"Aquilo em França é como se tivesse havido um Benfica-FC Porto"

Entrevista a quem conhece muito bem o ambiente entre portugueses e franceses, em França.

No dia seguinte à final do Europeu 2016, e ainda no meio dos festejos do título de Portugal em França, o Relvado cruzou-se com um adepto português que conhece bem o ambiente em França por estes dias. Ex-desportista a tempo parcial (foi jogador de futebol de salão), trabalhou em França durante 27 anos, em diversas empresas e também como independente. Está cá há uma década mas ainda se lembra bem da época prolongada em território gaulês. Como serão agora as conversas, no trabalho e nas ruas, entre franceses e portugueses? Conversemos com Adão da Silva por causa disso.

Relvado (R) - Esteve em França durante quanto tempo?
Adão da Silva (AS) - Ora, fui em 1979, voltei em 2006... São 27 anos.

R - Porquê tanto tempo?
AS - Trabalho, só por causa disso. Nós (eu e a minha esposa) só estivemos lá porque havia trabalho.

R - Não gostavam dos franceses?
AS - Em geral os franceses não gostam muito de nós. E nós, portugueses, também não gostamos muito deles.
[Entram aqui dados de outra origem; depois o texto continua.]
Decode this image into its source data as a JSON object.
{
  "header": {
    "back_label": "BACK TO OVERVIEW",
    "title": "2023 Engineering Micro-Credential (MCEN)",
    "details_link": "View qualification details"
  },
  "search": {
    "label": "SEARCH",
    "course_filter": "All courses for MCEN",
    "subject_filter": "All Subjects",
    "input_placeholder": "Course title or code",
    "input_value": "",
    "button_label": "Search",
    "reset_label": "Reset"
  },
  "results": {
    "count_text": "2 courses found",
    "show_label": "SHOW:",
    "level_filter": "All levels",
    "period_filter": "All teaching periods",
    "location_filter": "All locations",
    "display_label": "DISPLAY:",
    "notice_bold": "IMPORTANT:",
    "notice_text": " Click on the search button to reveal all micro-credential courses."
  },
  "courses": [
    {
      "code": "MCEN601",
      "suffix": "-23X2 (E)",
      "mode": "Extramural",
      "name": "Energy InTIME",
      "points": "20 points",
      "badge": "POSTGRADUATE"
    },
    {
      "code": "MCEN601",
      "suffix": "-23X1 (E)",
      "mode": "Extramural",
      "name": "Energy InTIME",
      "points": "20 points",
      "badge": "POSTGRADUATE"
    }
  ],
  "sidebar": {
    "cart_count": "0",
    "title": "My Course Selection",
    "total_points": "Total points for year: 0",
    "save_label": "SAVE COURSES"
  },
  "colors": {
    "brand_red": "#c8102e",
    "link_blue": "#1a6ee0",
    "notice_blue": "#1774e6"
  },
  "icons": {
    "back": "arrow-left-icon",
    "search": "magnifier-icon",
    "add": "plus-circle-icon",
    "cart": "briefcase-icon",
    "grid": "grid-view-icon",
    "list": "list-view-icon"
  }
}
R - Então como estará o ambiente entre portugueses e franceses por estes dias, por causa da derrota da França contra Portugal na final do Europeu?
AS - Aquilo está exatamente como se tivesse havido um Benfica-FC Porto. Se o Benfica ganha, os portistas vão trabalhar no dia seguinte com uma cara... Todos trombudos. Ou ao contrário, claro. E quem diz um Benfica-FC Porto, diz FC Porto-Sporting ou Sporting-Benfica. Lá é igual. Os franceses vão andar um bocado deprimidos durante uma semana. Esta derrota custa um bocado a engolir. Vão andar a tentar arranjar desculpas, "porque fomos roubados, porque Portugal teve sorte, porque se não tivesse sido o árbitro teríamos ganhado, porque se não fosse aquela bola ao poste teríamos ficado com a taça...". Por exemplo, aquela mão do Éder que o árbitro marcou ao contrário; se tivesse sido golo nesse livre, teria sido um escândalo!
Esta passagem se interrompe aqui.